Animal Foundation gets 10-year county contract
Wednesday, July 2, 2003 | 9:51 a.m.
Closing another chapter in the divisive debate over who should care for Clark County's unwanted and runaway pets, the Clark County Commission on Tuesday voted unanimously to award a 10-year contract to the Animal Foundation.
County officials have said the contract will probably pay the foundation about $11 million, and have estimated the arrangement will save the county about $1 million over 10 years.
In February the commissioners selected the local nonprofit, which runs the Lied Animal Shelter, to run a centralized shelter for dogs and cats in Las Vegas beginning in two years and instructed city staff to negotiate a contract with the group.

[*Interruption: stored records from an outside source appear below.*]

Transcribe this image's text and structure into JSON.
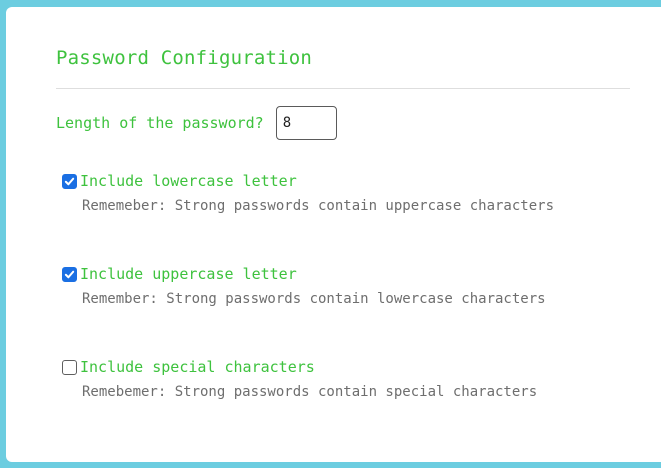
{
  "form": {
    "title": "Password Configuration",
    "length": {
      "label": "Length of the password?",
      "value": "8"
    },
    "options": [
      {
        "label": "Include lowercase letter",
        "checked": true,
        "hint": "Rememeber: Strong passwords contain uppercase characters"
      },
      {
        "label": "Include uppercase letter",
        "checked": true,
        "hint": "Remember: Strong passwords contain lowercase characters"
      },
      {
        "label": "Include special characters",
        "checked": false,
        "hint": "Remebemer: Strong passwords contain special characters"
      }
    ]
  },
  "colors": {
    "background": "#6ccde0",
    "accent_text": "#3ec23e",
    "checkbox_checked": "#1a6fe3",
    "hint_text": "#6e6e6e"
  }
}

The contract calls for the foundation to build and open an addition to its shelter by March 31, 2005, and begin taking animals for the county in June 2005.
The agreement provides for fining of the foundation if it mistreats animals and also allows the county to terminate the contract with five-day notice.
An opponent of the contract, Doug Duke, director of the Nevada Society for the Prevention of Cruelty to Animals, said he strongly favored those strict provisions in the contract.
"If enforced, the hair-trigger default period and other measures forcing better accountability should hold the shelter's feet to the fire for greater performance for the animals and public," Duke said in a prepared statement.
The society had supported extending the county's contract with the Dewey Animal Shelter past 2005. Dewey unsuccessfully sought a contract extension. The society has its offices on Dewey's grounds.
Animal Foundation Chairwoman Janie Greenspun Gale, a member of the Greenspun family, which owns the Sun, told the commissioners Tuesday that the foundation will increase pet adoptions and bring spay and neuter rates to nearly 100 percent.
"We aren't the lesser of two evils," she said, adding that the Animal Foundation runs one of the best shelters in the West.
The Animal Foundation will be paid $1.3 million for the first 13 months of its contract, from June 2005 through July 2006; then $1.2 million a year for the next five years. For each of the remaining years of the contract the foundation will be paid $800,000 plus bonuses of 3.5 percent for each year adoption rates are increased by 5 percent.
The county will pay Dewey $1.26 million this year. Dewey's costs are projected to be more than $1.3 million in 2005 and more than $1.4 million in 2011, according to a county statement.
James Spinello, county assistant director of administrative services, has said the contract with the Animal Foundation will probably save the county about $100,000 a year.
"We believe this contract is very good for animals, for animal lovers and for the taxpayers," Spinello said in a prepared statement.